PancakeSwap: A Sleeping Giant?

PancakeSwap, the dominant DEX on Binance Smart Chain (BSC), has been quietly outperforming its competitors in trading volumes and fee generation. Recent data shows PancakeSwap generating more than 4x the daily fees of Uniswap, yet its fully diluted valuation remains significantly lower.

Growth Catalysts:

  • Integration with the Binance Wallet ecosystem.
  • Expansion into other ecosystems like Solana.
  • All-time-high trading volumes despite broader market corrections.

For investors seeking a large-cap DeFi protocol with strong fundamentals and potential upside, PancakeSwap’s metrics warrant attention.

AI Meets Crypto: The Next Frontier

Artificial intelligence continues to transform multiple industries, and crypto is no exception.

Sahara AI:
Sahara AI is building a full-stack AI infrastructure for decentralized applications. Backed by heavyweights like Binance and Polychain, its mission is to bridge Web3 and AI — a theme that’s likely to dominate innovation cycles in the coming years.

Moby AI:
Initially launched as an AI trading agent, Moby AI has expanded into building tools like Moby Screener, a competitor to Dexscreener. Its unique tokenomics link user engagement directly to the platform’s utility, making it an experiment worth watching.

The Broader Altcoin Landscape

Beyond DeFi and AI, other notable projects are also gaining ground:

  • Graphite Protocol: The developer behind LetsBonk.Fun, sharing revenue with its ecosystem tokens through buyback strategies.

‍

  • Zora: A social media-meets-crypto platform allowing creators to monetize their content directly on-chain.

‍

  • Project X: A cross-chain DEX on Hyperliquid, amassing $28 million in TVL within 24 hours of launch.

These projects underscore the diversity of innovation happening outside Bitcoin’s shadow.

Risk Management in a Volatile Market

The excitement around DeFi and AI tokens comes with elevated risk.
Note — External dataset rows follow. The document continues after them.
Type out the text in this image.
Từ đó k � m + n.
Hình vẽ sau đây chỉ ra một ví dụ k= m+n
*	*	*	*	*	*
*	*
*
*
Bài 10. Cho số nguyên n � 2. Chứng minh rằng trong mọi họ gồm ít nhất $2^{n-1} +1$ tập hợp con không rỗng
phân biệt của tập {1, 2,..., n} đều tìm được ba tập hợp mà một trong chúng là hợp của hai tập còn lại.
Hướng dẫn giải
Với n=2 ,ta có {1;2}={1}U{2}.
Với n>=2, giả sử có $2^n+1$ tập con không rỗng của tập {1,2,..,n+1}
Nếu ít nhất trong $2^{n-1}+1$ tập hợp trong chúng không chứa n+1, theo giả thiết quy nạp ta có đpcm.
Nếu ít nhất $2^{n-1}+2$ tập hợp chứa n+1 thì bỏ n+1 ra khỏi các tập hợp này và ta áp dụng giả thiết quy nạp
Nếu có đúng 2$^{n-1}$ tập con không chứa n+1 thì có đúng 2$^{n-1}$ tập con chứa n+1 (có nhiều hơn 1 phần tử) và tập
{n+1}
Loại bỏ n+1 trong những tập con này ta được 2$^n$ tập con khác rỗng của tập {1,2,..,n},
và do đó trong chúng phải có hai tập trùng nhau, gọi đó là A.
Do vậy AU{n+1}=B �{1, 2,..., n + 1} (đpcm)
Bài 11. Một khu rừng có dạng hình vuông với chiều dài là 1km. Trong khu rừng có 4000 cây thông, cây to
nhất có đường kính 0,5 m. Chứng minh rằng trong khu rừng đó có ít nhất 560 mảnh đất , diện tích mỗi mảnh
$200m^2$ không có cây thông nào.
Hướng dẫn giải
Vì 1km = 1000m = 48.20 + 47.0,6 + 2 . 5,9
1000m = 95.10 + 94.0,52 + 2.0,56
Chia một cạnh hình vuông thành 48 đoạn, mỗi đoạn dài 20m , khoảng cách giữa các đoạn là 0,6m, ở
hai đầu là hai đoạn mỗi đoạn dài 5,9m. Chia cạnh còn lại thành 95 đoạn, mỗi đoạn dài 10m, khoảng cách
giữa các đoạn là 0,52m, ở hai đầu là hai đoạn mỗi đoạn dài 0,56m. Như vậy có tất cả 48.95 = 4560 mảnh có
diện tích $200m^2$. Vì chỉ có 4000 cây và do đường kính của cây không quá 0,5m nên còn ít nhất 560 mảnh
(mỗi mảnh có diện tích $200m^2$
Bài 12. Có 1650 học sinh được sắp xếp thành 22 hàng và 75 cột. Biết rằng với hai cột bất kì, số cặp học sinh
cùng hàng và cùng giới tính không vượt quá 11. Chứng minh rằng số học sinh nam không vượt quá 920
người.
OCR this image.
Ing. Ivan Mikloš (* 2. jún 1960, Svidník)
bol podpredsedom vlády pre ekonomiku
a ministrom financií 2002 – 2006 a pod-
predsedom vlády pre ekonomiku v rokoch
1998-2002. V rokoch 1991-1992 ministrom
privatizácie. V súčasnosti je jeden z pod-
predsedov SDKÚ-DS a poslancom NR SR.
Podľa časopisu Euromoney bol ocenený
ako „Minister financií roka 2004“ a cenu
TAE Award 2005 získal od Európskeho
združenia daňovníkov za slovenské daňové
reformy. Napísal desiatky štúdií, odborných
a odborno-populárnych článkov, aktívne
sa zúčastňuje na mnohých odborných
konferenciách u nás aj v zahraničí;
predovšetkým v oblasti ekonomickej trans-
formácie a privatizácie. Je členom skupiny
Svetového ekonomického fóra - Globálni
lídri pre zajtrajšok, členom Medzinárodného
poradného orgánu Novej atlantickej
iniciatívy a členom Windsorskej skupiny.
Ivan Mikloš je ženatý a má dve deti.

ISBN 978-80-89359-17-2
Here are some best practices:

  • Allocate wisely: Keep high-risk allocations (like low-cap “moonshots”) small — no more than 1% per trade.
  • Monitor narratives: Rapid shifts in market sentiment can create both opportunities and pitfalls.
  • Stay updated: Protocol changes, tokenomics adjustments, and ecosystem partnerships can significantly impact valuations.

Conclusion

As the crypto market edges closer to $4 trillion, the narratives driving growth are evolving. DeFi is proving its staying power with innovative models like Black Hole DEX, while AI-focused projects like Sahara AI are pushing the boundaries of what blockchain can achieve.

For market participants, the challenge lies in identifying which of these trends have lasting potential — and positioning themselves accordingly.